Passive is a winning strategy. To win a gold medal, an athlete needs to go for it. They can’t sit back and wait for things to happen. For an investor, laying low and doing little is a good strategy.
Burgundy Asset Management’s Anne Mette de Place Filippini recently reinforced this thought with a quote from the white rabbit in Alice in Wonderland. “Don’t just do something, stand there.” You don’t have to make changes just because the stock market is bouncing up and down and you’re getting pounded by a fire hose of information. Most often, the best action is no action.
Talent is overrated. Olympic athletes must be talented, disciplined and willing to make huge sacrifices. A good investor needs just one of these qualities: the discipline. A high IQ or flair for investing aren’t required, and neither is the need to make sacrifices.

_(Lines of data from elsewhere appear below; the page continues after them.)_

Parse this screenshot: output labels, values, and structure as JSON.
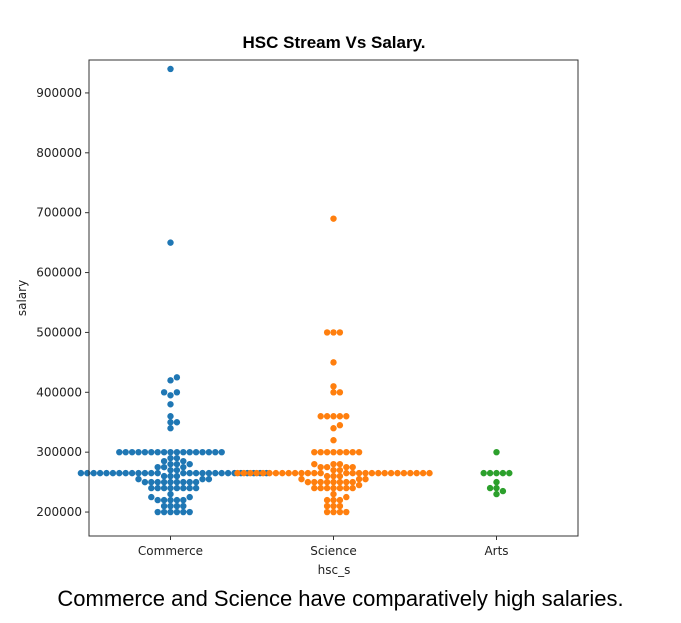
{
  "chart_data": {
    "type": "scatter",
    "subtype": "swarm",
    "title": "HSC Stream Vs Salary.",
    "xlabel": "hsc_s",
    "ylabel": "salary",
    "categories": [
      "Commerce",
      "Science",
      "Arts"
    ],
    "ylim": [
      160000,
      955000
    ],
    "yticks": [
      200000,
      300000,
      400000,
      500000,
      600000,
      700000,
      800000,
      900000
    ],
    "grid": false,
    "series": [
      {
        "category": "Commerce",
        "color": "#1f77b4",
        "values": [
          940000,
          650000,
          425000,
          420000,
          400000,
          400000,
          395000,
          380000,
          360000,
          350000,
          350000,
          340000,
          300000,
          300000,
          300000,
          300000,
          300000,
          300000,
          300000,
          300000,
          300000,
          300000,
          300000,
          300000,
          300000,
          300000,
          300000,
          300000,
          300000,
          290000,
          290000,
          285000,
          285000,
          280000,
          280000,
          280000,
          275000,
          275000,
          275000,
          270000,
          270000,
          265000,
          265000,
          265000,
          265000,
          265000,
          265000,
          265000,
          265000,
          265000,
          265000,
          265000,
          265000,
          265000,
          265000,
          265000,
          265000,
          265000,
          265000,
          265000,
          265000,
          265000,
          265000,
          265000,
          265000,
          265000,
          265000,
          265000,
          260000,
          260000,
          260000,
          255000,
          255000,
          255000,
          250000,
          250000,
          250000,
          250000,
          250000,
          250000,
          250000,
          250000,
          250000,
          240000,
          240000,
          240000,
          240000,
          240000,
          240000,
          240000,
          240000,
          230000,
          225000,
          225000,
          220000,
          220000,
          220000,
          220000,
          220000,
          210000,
          210000,
          210000,
          210000,
          200000,
          200000,
          200000,
          200000,
          200000,
          200000
        ]
      },
      {
        "category": "Science",
        "color": "#ff7f0e",
        "values": [
          690000,
          500000,
          500000,
          500000,
          450000,
          410000,
          400000,
          400000,
          360000,
          360000,
          360000,
          360000,
          360000,
          345000,
          340000,
          320000,
          300000,
          300000,
          300000,
          300000,
          300000,
          300000,
          300000,
          300000,
          280000,
          280000,
          280000,
          275000,
          275000,
          275000,
          275000,
          270000,
          270000,
          265000,
          265000,
          265000,
          265000,
          265000,
          265000,
          265000,
          265000,
          265000,
          265000,
          265000,
          265000,
          265000,
          265000,
          265000,
          265000,
          265000,
          265000,
          265000,
          265000,
          265000,
          265000,
          265000,
          265000,
          265000,
          265000,
          265000,
          265000,
          260000,
          260000,
          260000,
          255000,
          255000,
          255000,
          250000,
          250000,
          250000,
          250000,
          250000,
          250000,
          250000,
          250000,
          245000,
          240000,
          240000,
          240000,
          240000,
          240000,
          240000,
          240000,
          230000,
          225000,
          220000,
          220000,
          220000,
          210000,
          210000,
          210000,
          200000,
          200000,
          200000,
          200000
        ]
      },
      {
        "category": "Arts",
        "color": "#2ca02c",
        "values": [
          300000,
          265000,
          265000,
          265000,
          265000,
          265000,
          250000,
          240000,
          240000,
          235000,
          230000
        ]
      }
    ]
  },
  "caption": "Commerce and Science have comparatively high salaries."
}
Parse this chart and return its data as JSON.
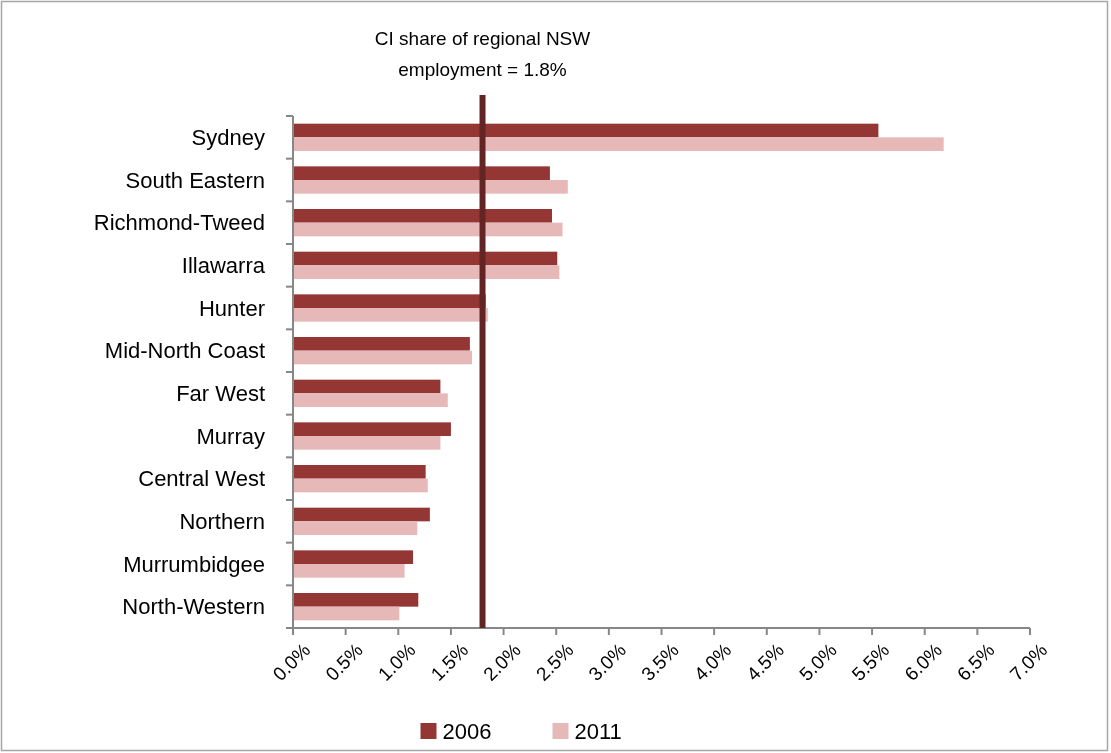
{
  "chart_data": {
    "type": "bar",
    "orientation": "horizontal",
    "categories": [
      "Sydney",
      "South Eastern",
      "Richmond-Tweed",
      "Illawarra",
      "Hunter",
      "Mid-North Coast",
      "Far West",
      "Murray",
      "Central West",
      "Northern",
      "Murrumbidgee",
      "North-Western"
    ],
    "series": [
      {
        "name": "2006",
        "color": "#943634",
        "values": [
          5.56,
          2.44,
          2.46,
          2.51,
          1.83,
          1.68,
          1.4,
          1.5,
          1.26,
          1.3,
          1.14,
          1.19
        ]
      },
      {
        "name": "2011",
        "color": "#e6b9b8",
        "values": [
          6.18,
          2.61,
          2.56,
          2.53,
          1.85,
          1.7,
          1.47,
          1.4,
          1.28,
          1.18,
          1.06,
          1.01
        ]
      }
    ],
    "xlim": [
      0,
      7
    ],
    "xticks": [
      {
        "value": 0,
        "label": "0.0%"
      },
      {
        "value": 0.5,
        "label": "0.5%"
      },
      {
        "value": 1,
        "label": "1.0%"
      },
      {
        "value": 1.5,
        "label": "1.5%"
      },
      {
        "value": 2,
        "label": "2.0%"
      },
      {
        "value": 2.5,
        "label": "2.5%"
      },
      {
        "value": 3,
        "label": "3.0%"
      },
      {
        "value": 3.5,
        "label": "3.5%"
      },
      {
        "value": 4,
        "label": "4.0%"
      },
      {
        "value": 4.5,
        "label": "4.5%"
      },
      {
        "value": 5,
        "label": "5.0%"
      },
      {
        "value": 5.5,
        "label": "5.5%"
      },
      {
        "value": 6,
        "label": "6.0%"
      },
      {
        "value": 6.5,
        "label": "6.5%"
      },
      {
        "value": 7,
        "label": "7.0%"
      }
    ],
    "ref_lines": [
      {
        "axis": "x",
        "value": 1.8,
        "label": "CI share of regional NSW employment = 1.8%",
        "color": "#632523"
      }
    ],
    "legend": "bottom"
  }
}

Discipline, on the other hand, is paramount. You need a strategy that matches up with your goals and a routine that allows you to stick to it. The less knowledge, interest and time you have for investing, the simpler the strategy and the more regimented the routine should be.
A simple strategy can (and should) be written down in a few words. It has a clear objective, is understandable, and lays out the key elements of time frame, asset mix and active or passive management. Warren Buffett likes to point out that investing isn’t like diving. You don’t get extra returns for the degree of difficulty. “You get paid just as well for the most simple dive, as long as you execute it all right.”
A robust routine is as automated as possible, including preset monthly contributions (or withdrawals) and a thorough portfolio review once or twice a year, as opposed to daily glances.
Fortunately, in investing, unlike the Olympics, you don’t have to be the best in the world to bring home the gold.